There have been attempts to regulate lending and borrowing so that we can depend on our money—after the crash of 1929, for instance—but the people with money invariably sabotage such efforts and the rest of us have to surrender our property when the balloon deflates. We should understand that money is debt, bringing it into conflict with basic personal and institutional values. It may simply be a bad idea to let it proliferate without limit.

Israel

Israel was a spectacularly bad idea. Yes, it was the duty of mankind in recovering from world war to establish a sanctuary for the displaced peoples of the world, for the surviving victims of would-be conquerors. Mankind should have put it in Arizona or Florida, however, not in Palestine. The world, with the no-establishment-of-religion USA in the lead, created a European religious state smack in the middle of an ancient, mostly peaceful, reasonably prosperous eastern-Mediterranean culture of diverse lineage. Could people in their right mind have thought such an implant could take? It’s been a festering sore ever since, and it seems as if it couldn’t have turned out any other way.

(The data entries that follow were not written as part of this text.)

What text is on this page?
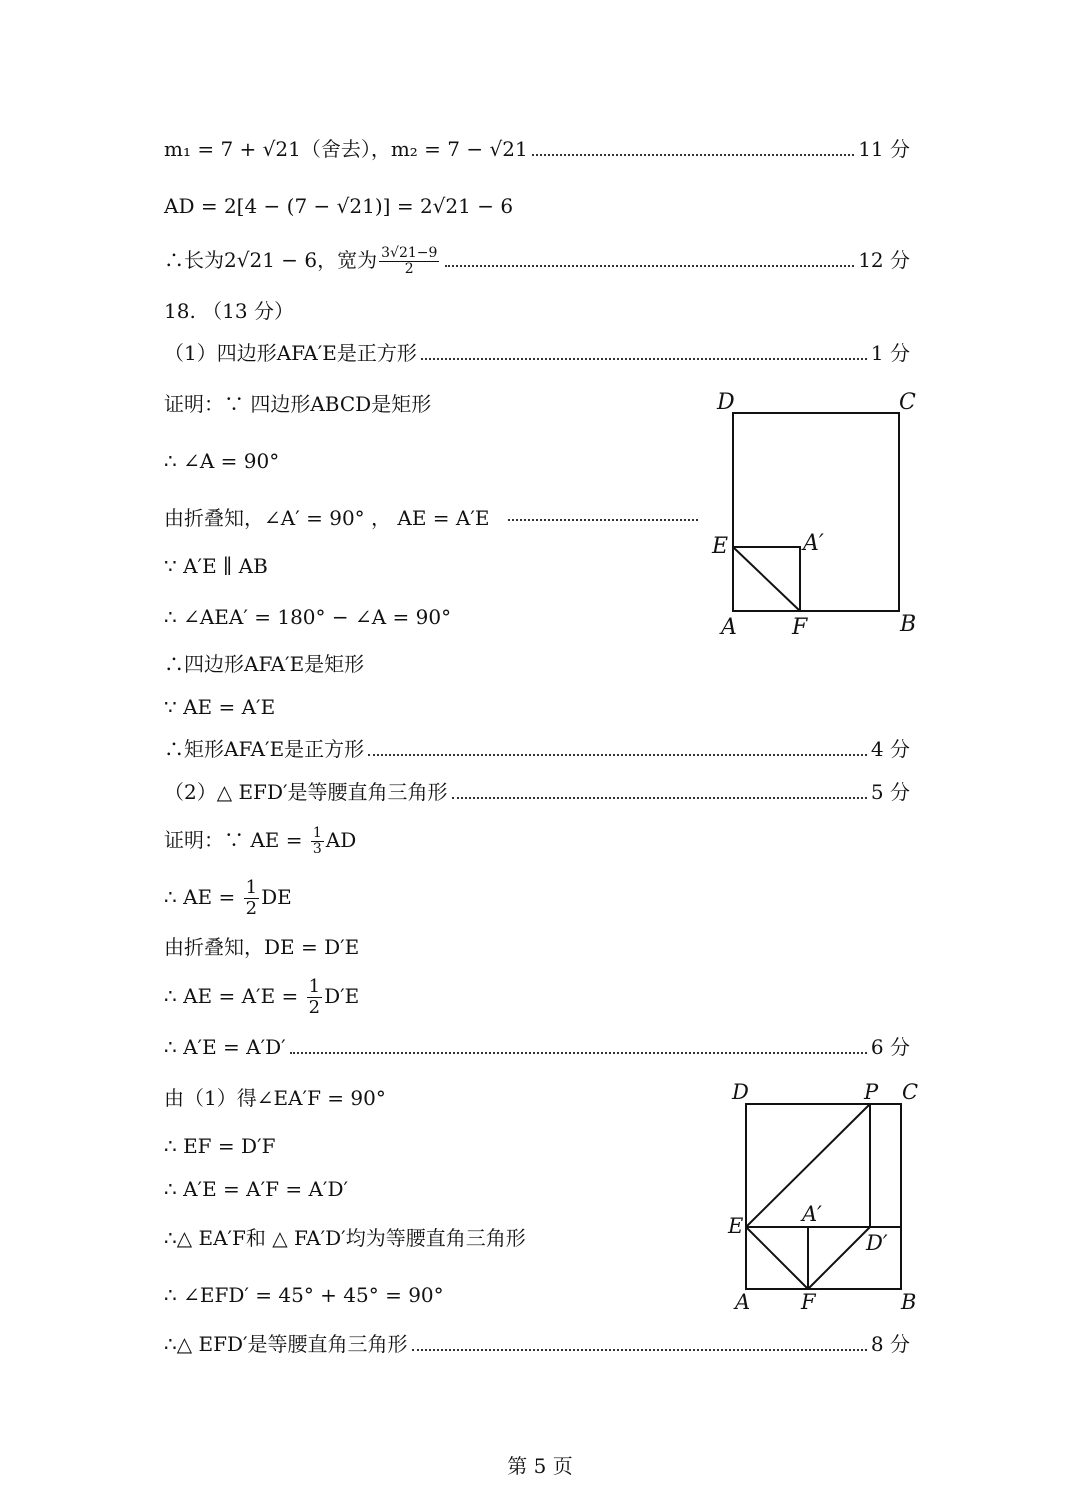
m₁ = 7 + √21（舍去），m₂ = 7 − √21	11 分
AD = 2[4 − (7 − √21)] = 2√21 − 6
∴长为2√21 − 6，宽为 $\frac{3√21-9}{2}$	12 分
18. （13 分）
（1）四边形AFA′E是正方形	1 分
证明：∵ 四边形ABCD是矩形
∴ ∠A = 90°
由折叠知，∠A′ = 90° ， AE = A′E
∵ A′E ∥ AB
∴ ∠AEA′ = 180° − ∠A = 90°
∴四边形AFA′E是矩形
∵ AE = A′E
∴矩形AFA′E是正方形	4 分
D	C
E	A′
A	F	B
（2）△ EFD′是等腰直角三角形	5 分
证明：∵ AE = $\frac{1}{3}$ AD
∴ AE = $\frac{1}{2}$ DE
由折叠知，DE = D′E
∴ AE = $A'E = \frac{1}{2} D'E$
∴ A′E = A′D′	6 分
由（1）得∠EA′F = 90°
∴ EF = D′F
∴ A′E = A′F = A′D′
∴△ EA′F和 △ FA′D′均为等腰直角三角形
∴ ∠EFD′ = 45° + 45° = 90°
∴△ EFD′是等腰直角三角形	8 分
D	P C
E	A′
D′
A F	B
第 5 页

Most of the problem is that the sanctuary given to the victims was transformed into a claim of manifest destiny by their vengeful, sanctimonious issue, now terrorizing the grandchildren of those displaced to make room for the Europeans sixty years ago. Do these arrogant upstarts really believe God gave them land? Do they think I believe it? It’s not just Judaism, but all religion that is discredited by the continuation of this assault on essential values of peace, justice, and equity. Our institutions are at risk until we cut Israel loose and demand that the Jewish state and its conquests be demilitarized and subjected to confederation under international supervision.

The Presidency

The founders didn’t contemplate a world order with the US president at the head of it. Their writings suggest that they envisioned a government controlled by the people acting through Congress. The president would supervise the officers and departments created by Congress to administer the government, always according to rules acceptable to the people, expressed as the will of Congress.

Observers around the world claimed to be startled when the first president George Washington vacated his office in favor of his successor at the expiration of his second four-year term, but locals knew that Washington wouldn’t have dared to assume authority not granted by the Constitution. Neither would Congress ever have permitted such a usurpation.

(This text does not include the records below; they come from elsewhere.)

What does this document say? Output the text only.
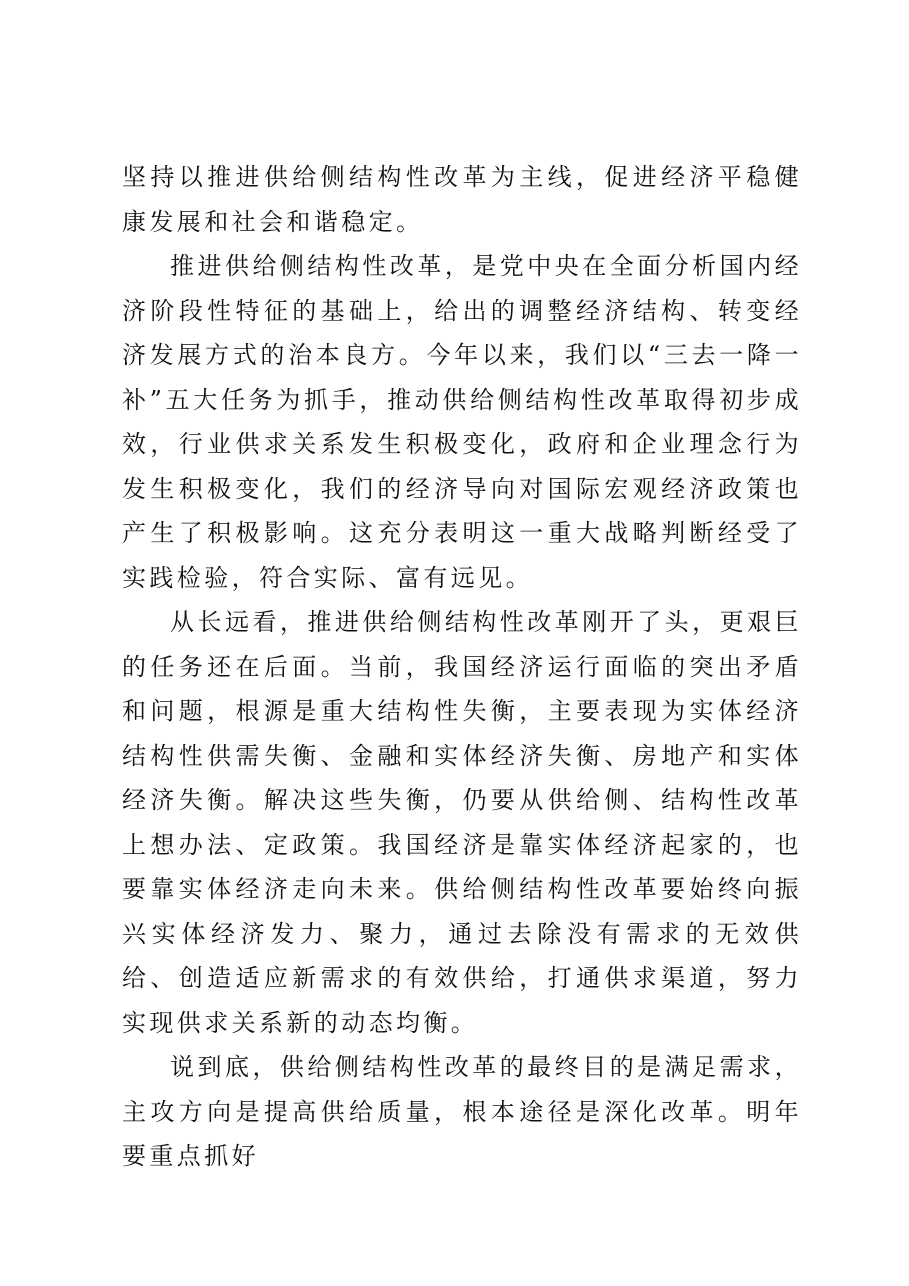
坚持以推进供给侧结构性改革为主线，促进经济平稳健康发展和社会和谐稳定。

推进供给侧结构性改革，是党中央在全面分析国内经济阶段性特征的基础上，给出的调整经济结构、转变经济发展方式的治本良方。今年以来，我们以“三去一降一补”五大任务为抓手，推动供给侧结构性改革取得初步成效，行业供求关系发生积极变化，政府和企业理念行为发生积极变化，我们的经济导向对国际宏观经济政策也产生了积极影响。这充分表明这一重大战略判断经受了实践检验，符合实际、富有远见。

从长远看，推进供给侧结构性改革刚开了头，更艰巨的任务还在后面。当前，我国经济运行面临的突出矛盾和问题，根源是重大结构性失衡，主要表现为实体经济结构性供需失衡、金融和实体经济失衡、房地产和实体经济失衡。解决这些失衡，仍要从供给侧、结构性改革上想办法、定政策。我国经济是靠实体经济起家的，也要靠实体经济走向未来。供给侧结构性改革要始终向振兴实体经济发力、聚力，通过去除没有需求的无效供给、创造适应新需求的有效供给，打通供求渠道，努力实现供求关系新的动态均衡。

说到底，供给侧结构性改革的最终目的是满足需求，主攻方向是提高供给质量，根本途径是深化改革。明年要重点抓好
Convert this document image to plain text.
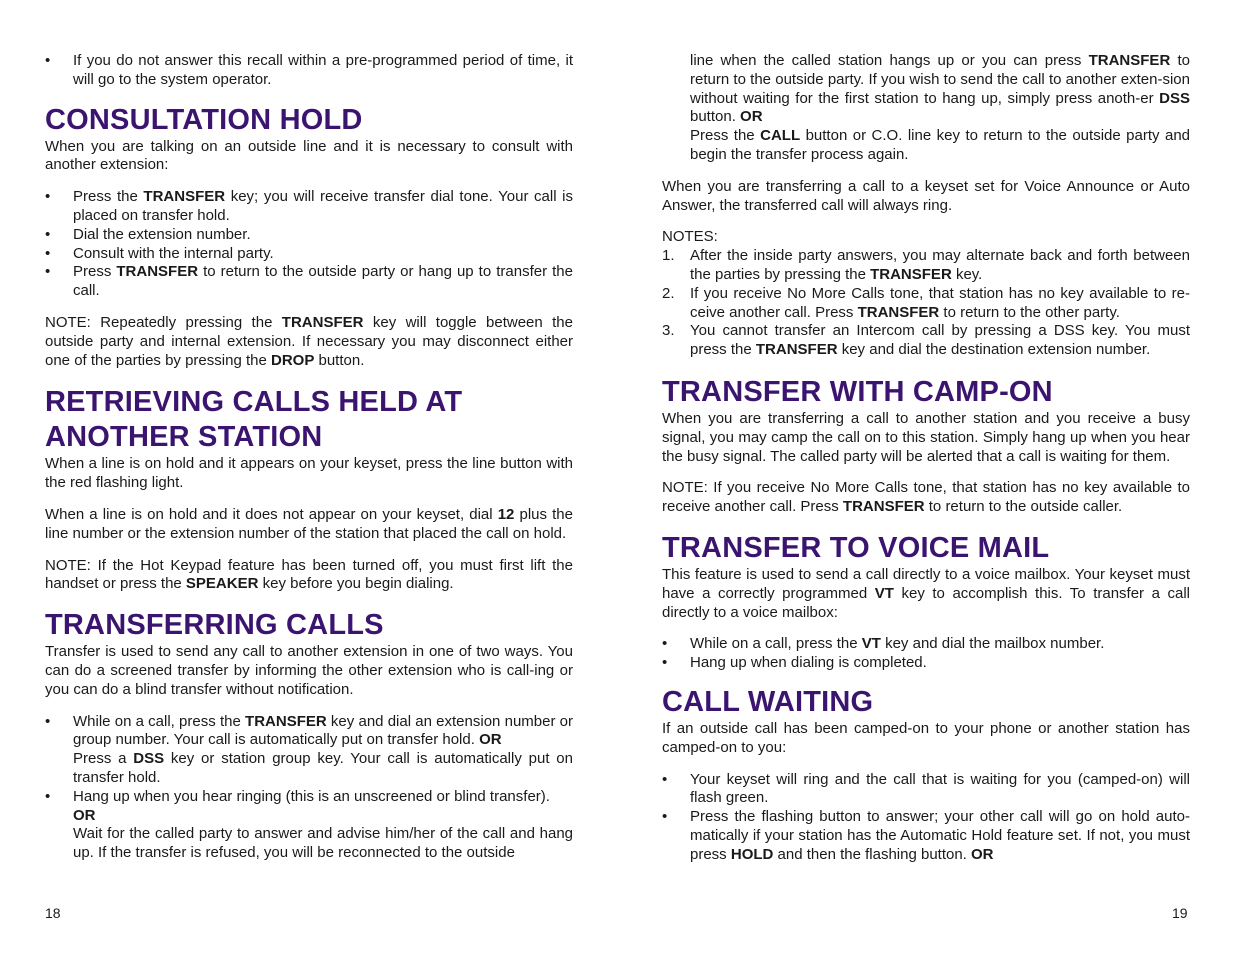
• If you do not answer this recall within a pre-programmed period of time, it will go to the system operator.
CONSULTATION HOLD

When you are talking on an outside line and it is necessary to consult with another extension:

• Press the TRANSFER key; you will receive transfer dial tone. Your call is placed on transfer hold.
• Dial the extension number.
• Consult with the internal party.
• Press TRANSFER to return to the outside party or hang up to transfer the call.

NOTE: Repeatedly pressing the TRANSFER key will toggle between the outside party and internal extension. If necessary you may disconnect either one of the parties by pressing the DROP button.

RETRIEVING CALLS HELD AT
ANOTHER STATION

When a line is on hold and it appears on your keyset, press the line button with the red flashing light.

When a line is on hold and it does not appear on your keyset, dial 12 plus the line number or the extension number of the station that placed the call on hold.

NOTE: If the Hot Keypad feature has been turned off, you must first lift the handset or press the SPEAKER key before you begin dialing.

TRANSFERRING CALLS

Transfer is used to send any call to another extension in one of two ways. You can do a screened transfer by informing the other extension who is call-ing or you can do a blind transfer without notification.

• While on a call, press the TRANSFER key and dial an extension number or group number. Your call is automatically put on transfer hold. OR
Press a DSS key or station group key. Your call is automatically put on transfer hold.
• Hang up when you hear ringing (this is an unscreened or blind transfer).
OR
Wait for the called party to answer and advise him/her of the call and hang up. If the transfer is refused, you will be reconnected to the outside
18

line when the called station hangs up or you can press TRANSFER to return to the outside party. If you wish to send the call to another exten-sion without waiting for the first station to hang up, simply press anoth-er DSS button. OR
Press the CALL button or C.O. line key to return to the outside party and begin the transfer process again.

When you are transferring a call to a keyset set for Voice Announce or Auto Answer, the transferred call will always ring.

NOTES:

1. After the inside party answers, you may alternate back and forth between the parties by pressing the TRANSFER key.
2. If you receive No More Calls tone, that station has no key available to re-ceive another call. Press TRANSFER to return to the other party.
3. You cannot transfer an Intercom call by pressing a DSS key. You must press the TRANSFER key and dial the destination extension number.
TRANSFER WITH CAMP-ON

When you are transferring a call to another station and you receive a busy signal, you may camp the call on to this station. Simply hang up when you hear the busy signal. The called party will be alerted that a call is waiting for them.

NOTE: If you receive No More Calls tone, that station has no key available to receive another call. Press TRANSFER to return to the outside caller.

TRANSFER TO VOICE MAIL

This feature is used to send a call directly to a voice mailbox. Your keyset must have a correctly programmed VT key to accomplish this. To transfer a call directly to a voice mailbox:

• While on a call, press the VT key and dial the mailbox number.
• Hang up when dialing is completed.
CALL WAITING

If an outside call has been camped-on to your phone or another station has camped-on to you:

• Your keyset will ring and the call that is waiting for you (camped-on) will flash green.
• Press the flashing button to answer; your other call will go on hold auto-matically if your station has the Automatic Hold feature set. If not, you must press HOLD and then the flashing button. OR
19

Right up through Dwight Eisenhower, presidents have been held fairly closely to the rules. Franklin Roosevelt had to wait for Japan to attack before he could join World War II. Truman had to call the Korean War a “police action” to keep it legal, and the courts kept him from taking over private industry. From Kennedy on, there’s been no such delicacy, as successive chief executives simply seized power, putting the country through war, debt and discontent as a result.

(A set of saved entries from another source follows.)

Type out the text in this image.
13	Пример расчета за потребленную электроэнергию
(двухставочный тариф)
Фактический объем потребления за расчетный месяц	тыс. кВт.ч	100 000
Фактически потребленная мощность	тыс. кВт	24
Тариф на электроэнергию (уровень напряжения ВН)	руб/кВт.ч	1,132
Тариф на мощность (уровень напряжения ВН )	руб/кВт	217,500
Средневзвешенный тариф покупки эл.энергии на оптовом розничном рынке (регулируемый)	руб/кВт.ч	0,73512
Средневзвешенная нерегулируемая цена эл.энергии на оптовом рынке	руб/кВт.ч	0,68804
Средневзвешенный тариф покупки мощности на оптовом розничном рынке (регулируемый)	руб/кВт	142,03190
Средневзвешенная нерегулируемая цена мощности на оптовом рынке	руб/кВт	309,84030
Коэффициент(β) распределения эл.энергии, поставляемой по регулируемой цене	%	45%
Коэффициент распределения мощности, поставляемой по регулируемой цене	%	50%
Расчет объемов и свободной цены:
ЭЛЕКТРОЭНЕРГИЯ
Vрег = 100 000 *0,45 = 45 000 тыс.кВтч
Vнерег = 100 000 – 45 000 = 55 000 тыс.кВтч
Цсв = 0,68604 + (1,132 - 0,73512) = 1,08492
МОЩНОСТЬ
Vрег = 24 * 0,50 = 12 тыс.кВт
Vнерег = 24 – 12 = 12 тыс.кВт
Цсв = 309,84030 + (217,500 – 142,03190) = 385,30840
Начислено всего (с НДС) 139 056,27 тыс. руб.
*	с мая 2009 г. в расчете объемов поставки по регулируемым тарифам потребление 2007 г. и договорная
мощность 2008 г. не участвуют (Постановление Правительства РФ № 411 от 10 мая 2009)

Not that presidents before Kennedy did much better. Most presidents have been vain, ingratiating crackpots who have done more harm than good. Our presidents have proved that the ability to get votes is by no means a qualification to govern. We ought to have three presidents–the people’s top three choices–with equal authority, acting by majority. They would check and balance each other and guard against the neo-dictatorial regime we tolerate now, one that conflicts starkly with the fundamental values of republican government.

Three ideas, interacting with each other in a way that destroys our values and threatens our way of life. If you look at conditions and events closely and with an open mind, you discover that It’s not human nature, but bad ideas that have brought us to the brink of ruin. We should be engaged in a critical analysis of all the ideas that govern us and replace the ones that undermine our values.